Dans un premier temps en décrivant le livre, puis dans un deuxième temps en me penchant sur le spectacle littéraire, je vais souligner l’engagement critique du travail artistique de Mathieu Arsenault, qui met en évidence l’artificialité de la communication contemporaine à l’intérieur de l’industrie du livre. Le sens et la forme du texte et de la performance La vie littéraire soulignent que l’on ne peut pas échapper à la « société du spectacle » (Debord, 1967), qui constitue désormais une partie de notre existence, même si l’on s’y sent infiniment étranger.

Écrire la vie quotidienne

Le livre La vie littéraire est composé de courts chapitres. Les signes de ponctuation et les lettres majuscules sont absents ; il ne reste que le point qui clôt chaque texte. Les chapitres sont donc composés d’une seule longue phrase, elle-même constituée par la juxtaposition de propositions autonomes dans leur contenu. Le récit est rythmé par la longueur des propositions, par une liste d’actions que la narratrice exécute ou pense faire, par la répétition des mêmes formes verbales, par des assonances et des allitérations. Le lecteur peut choisir de commencer à lire à la fin de la page puis de revenir en arrière dans la narration, mais aussi d’alterner au hasard la lecture de chapitres, comme celle de poèmes dans un recueil. Il pourra de toute façon continuer à suivre le sens global du récit. Entre le livre et lui se constitue un pacte expérientiel « qui inscrit dans l’immédiateté une action en train de se faire » (Féral, 2013 : 209). Dans la lecture, on réintroduit « un processus qui se repère dans un évènement » (Ibid.), c’est-à-dire qu’elle devient une situation où la structure textuelle permet au lecteur de prendre un rôle actif. Il est libre de choisir sa manière d’évoluer d’une page à l’autre et ainsi se nourrir du livre. Mathieu Arsenault crée un pacte performatif avec son lecteur en lui permettant « d’échapper […] aux limites d’une pensée linéaire riche mais univoque » (212).

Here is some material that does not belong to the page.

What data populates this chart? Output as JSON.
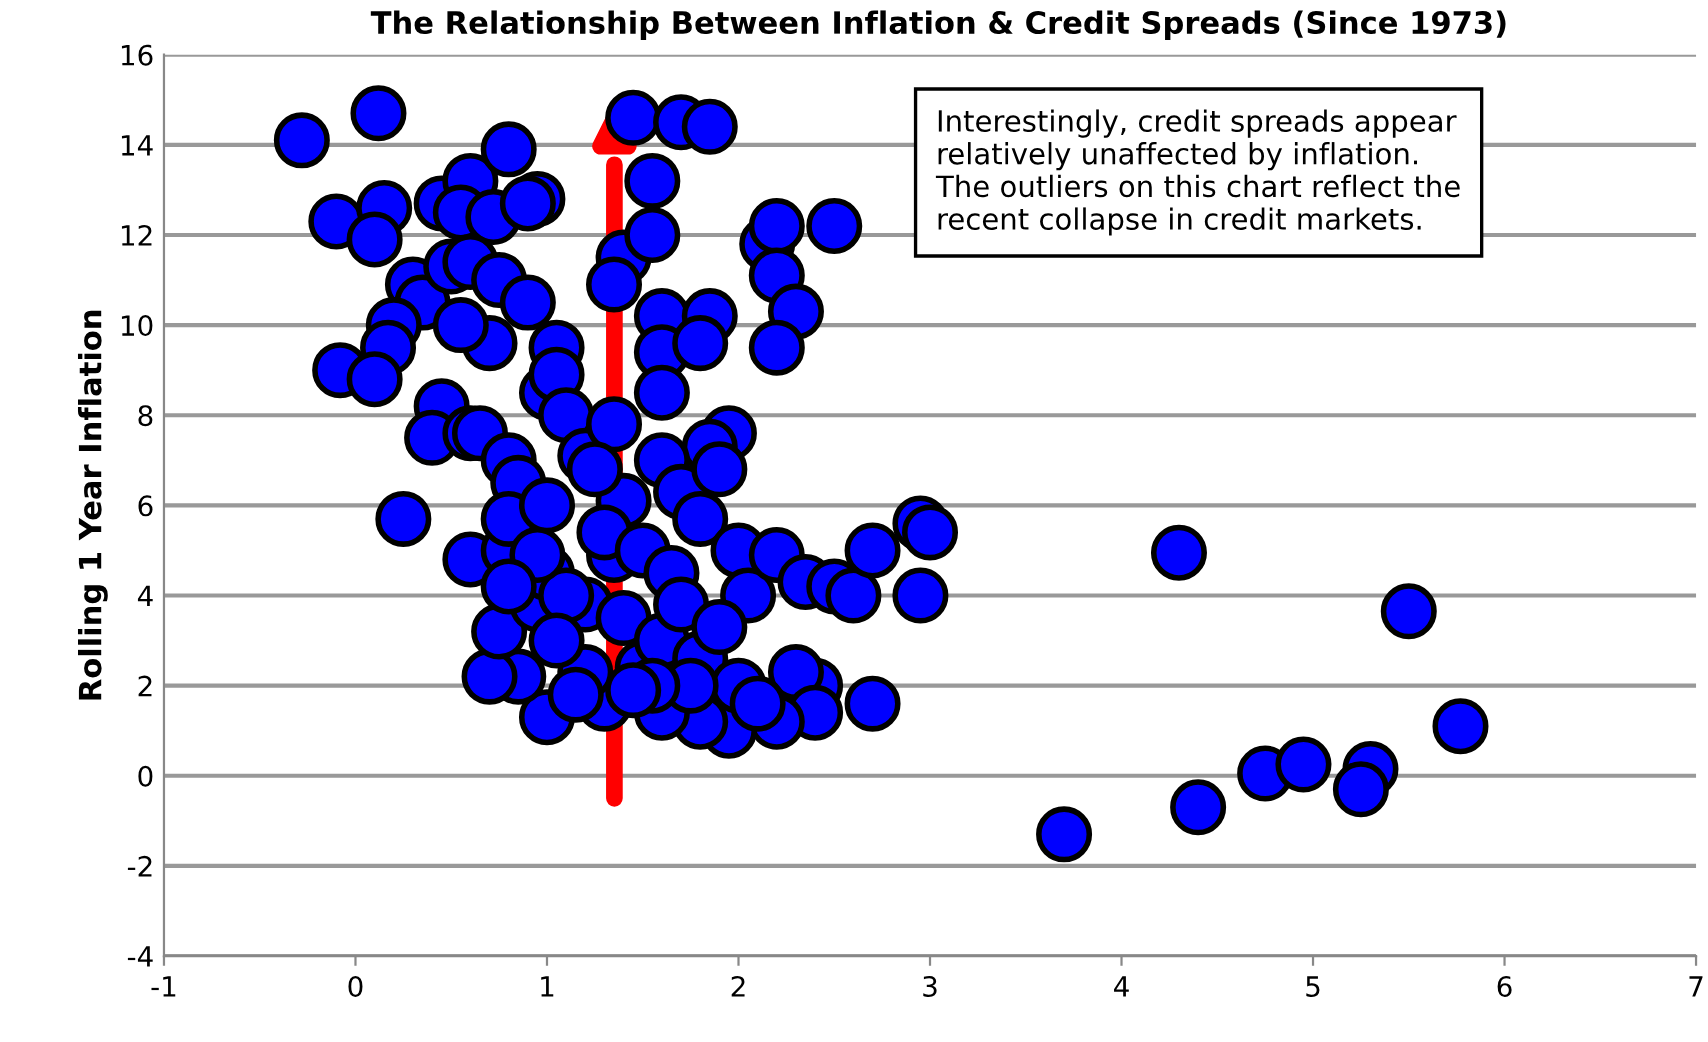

Dans Le guide des bars et des pubs de Saguenay (2016), Mathieu Arsenault explique l’intention à la base du processus de création de cette œuvre. Durant une résidence au Centre Bang de Chicoutimi, il a écrit sur la vie nocturne des villes du Saguenay. Il a cherché une technique pour prendre des notes rapidement, dans le but de retracer dans de courts textes les évènements auxquels il assistait et les rencontres qu’il faisait. Le guide des bars… est composé d’un essai qui restitue son expérience d’écriture en résidence et de poèmes qui ont été produits à travers la recherche d’une « grammaire du regard » (Arsenault, 2016 : 12). Arsenault notait sur son cellulaire, de manière presque « sténographique» (Ibid.) ce qu’il voyait, pour garder la substance de l’instant quotidien avant qu’il soit réécrit dans une narration. Il souhaitait capter la puissance performative de la réalité, les relations naissant entre des individus dont les émotions et les sentiments restent liés à ce qui a été vécu précisément à ce moment-là. Il s’est engagé à « prendre des notes qui emprunteraient le plus court chemin pour condenser un maximum d’éléments » (14) et à trouver l’écriture la plus efficace pour retenir sous la forme d’un poème l’instant où la réalité s’est produite.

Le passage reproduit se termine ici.